It is the Cayman Islands government’s stated aim and priority to establish Cayman as a centre of excellence for reinsurance, Premier McKeeva Bush told delegates at the 11th annual Insurance-Linked Securities Summit at the Grand Cayman Marriott Beach Resort on Thursday, 16 February.
Responding to criticism that Cayman was lacking the necessary human capital required by the insurance and reinsurance industries, Mr. Bush said the same could have been said about Cayman’s efforts to establish a banking sector in the 1970s and the funds sector in the 1990s.
“People said it back then and we surprised the world, because we attracted the best in these industries,” Mr. Bush.
Targeting Bermuda as the main competitor in the insurance space he noted: “Perhaps that is what my friend in the middle of the Atlantic does not realise. We have space.”
Cayman’s government is prepared to open new doors for business, he said, noting that it is precisely because of the need for expertise in the local workforce that government had decided to offer a package of concessions for the international insurance and reinsurance industry that will allow them to attract and retain the top professionals in their field.
He referred to the most recent proposed changes to the Immigration Law which introduce new categories for foreigners who have a ‘substantial business presence’ in Cayman and visiting business people.
Mr. Bush said government was also prepared to offer financial concessions which will dramatically reduce operational costs compared with other international financial centres.
Delegates heard that Cayman’s government follows a strategy of establishing “a robust regulatory environment that protects policy holders and shareholders without the dictating a company’s business model”.
Taking aim at Bermuda, Mr. Bush pointed to “zero payroll taxes” and the lack of restrictions for foreigners to buy property in Cayman.
“We have shown that we can grow, without the malice, without the inhibitions of race, without the inhibitions of transport – or have you seen many of you riding on scooters with a child on the back holding on for dear life trying to get to primary school?” he said.
Mr. Bush’s views were echoed by Jeff Mulholland, who runs insurance and pensions services for Societe Generale in the Americas. In this role, he said, he is looking at structures and arbitrages on a daily basis from a tax, regulatory and capital needs basis, constantly examining what is the most efficient jurisdiction in the world to operate in.
Based on the criteria of effective regulation and insurance expertise it will “come down to Bermuda and Cayman”, Mr. Mulholland said, emphasising that these are his personal views.

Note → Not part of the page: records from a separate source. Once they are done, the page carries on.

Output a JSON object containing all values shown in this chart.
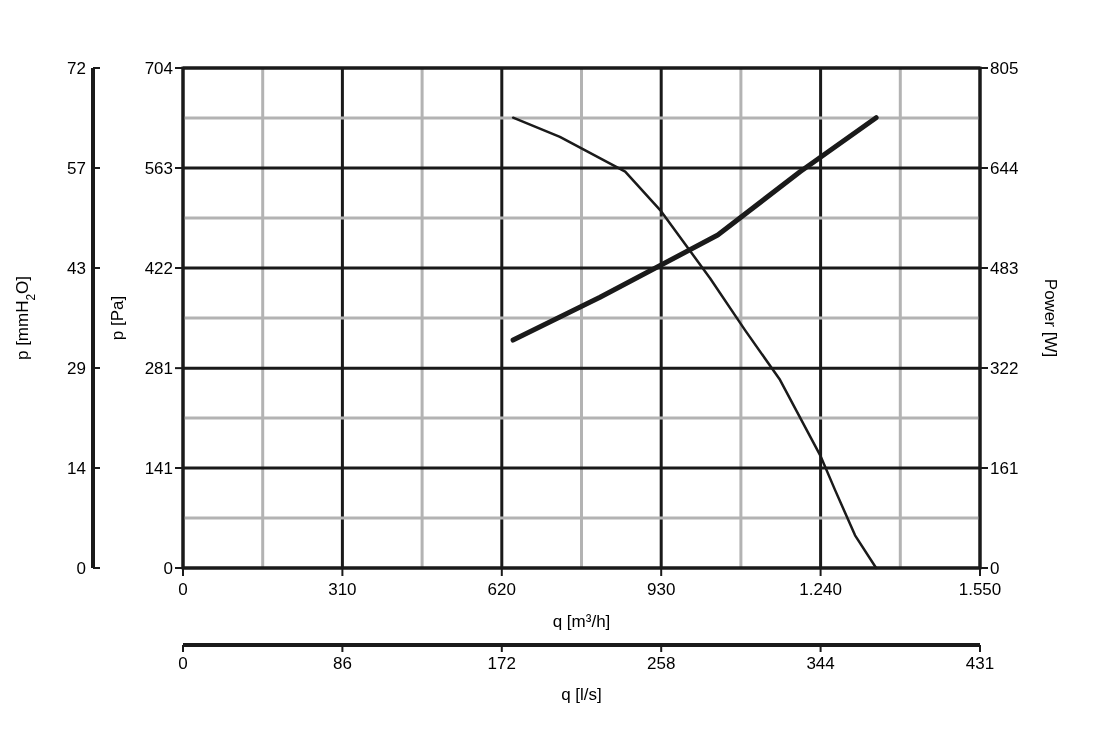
{
  "chart_data": {
    "type": "line",
    "xlabel": "q [m³/h]",
    "ylabel": "p [Pa]",
    "y2label": "Power [W]",
    "y3label": "p [mmH$_{2}$O]",
    "x2label": "q [l/s]",
    "xlim": [
      0,
      1550
    ],
    "xticks": [
      {
        "value": 0,
        "label": "0"
      },
      {
        "value": 155,
        "label": null
      },
      {
        "value": 310,
        "label": "310"
      },
      {
        "value": 465,
        "label": null
      },
      {
        "value": 620,
        "label": "620"
      },
      {
        "value": 775,
        "label": null
      },
      {
        "value": 930,
        "label": "930"
      },
      {
        "value": 1085,
        "label": null
      },
      {
        "value": 1240,
        "label": "1.240"
      },
      {
        "value": 1395,
        "label": null
      },
      {
        "value": 1550,
        "label": "1.550"
      }
    ],
    "ylim": [
      0,
      704
    ],
    "yticks": [
      {
        "value": 0,
        "label": "0"
      },
      {
        "value": 70.4,
        "label": null
      },
      {
        "value": 140.8,
        "label": "141"
      },
      {
        "value": 211.2,
        "label": null
      },
      {
        "value": 281.4,
        "label": "281"
      },
      {
        "value": 352,
        "label": null
      },
      {
        "value": 422.4,
        "label": "422"
      },
      {
        "value": 492.8,
        "label": null
      },
      {
        "value": 563.2,
        "label": "563"
      },
      {
        "value": 633.6,
        "label": null
      },
      {
        "value": 704,
        "label": "704"
      }
    ],
    "y2lim": [
      0,
      805
    ],
    "y2ticks": [
      0,
      161,
      322,
      483,
      644,
      805
    ],
    "y3lim": [
      0,
      71.8
    ],
    "y3ticks": [
      {
        "value": 0,
        "label": "0"
      },
      {
        "value": 14.36,
        "label": "14"
      },
      {
        "value": 28.72,
        "label": "29"
      },
      {
        "value": 43.08,
        "label": "43"
      },
      {
        "value": 57.44,
        "label": "57"
      },
      {
        "value": 71.8,
        "label": "72"
      }
    ],
    "x2lim": [
      0,
      430.6
    ],
    "x2ticks": [
      {
        "value": 0,
        "label": "0"
      },
      {
        "value": 86.12,
        "label": "86"
      },
      {
        "value": 172.24,
        "label": "172"
      },
      {
        "value": 258.36,
        "label": "258"
      },
      {
        "value": 344.48,
        "label": "344"
      },
      {
        "value": 430.6,
        "label": "431"
      }
    ],
    "grid": true,
    "series": [
      {
        "color": "#1a1a1a",
        "x": [
          642,
          733,
          860,
          928,
          1025,
          1093,
          1161,
          1239,
          1268,
          1307,
          1348
        ],
        "values": [
          634,
          607,
          558,
          504,
          408,
          335,
          265,
          159,
          110,
          46,
          0
        ]
      },
      {
        "color": "#1a1a1a",
        "axis": "y2",
        "x": [
          642,
          811,
          1040,
          1200,
          1348
        ],
        "values": [
          367,
          436,
          536,
          638,
          725
        ]
      }
    ]
  }
}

Explaining that he is not looking for light regulation but sophisticated and appropriate regulation that understands the risks of policyholders and shareholders, Mr. Mulholland, argued that effective regulation does not exist in North America and Europe. Meanwhile, Bermuda’s decision to adopt its own capital rules similar to Solvency II means that Bermuda has adopted European capital rules.
“The importance is that by kowtowing to the Europeans, Bermuda has made itself obsolete. And it is very unfortunate for them and I think it was a huge miscalculation by the Bermuda government,” Mr. Mulholland said.
The problem for Bermuda is that in the next two years a lot of business that historically has been in Bermuda will leave and relocate to Cayman, he argued.
In particular, the need for capital efficiency in the life insurance industry and the life reinsurance business which historically has sought to provide capital relief to onshore companies in North America and Europe will lead to transactions involving Cayman, he predicted.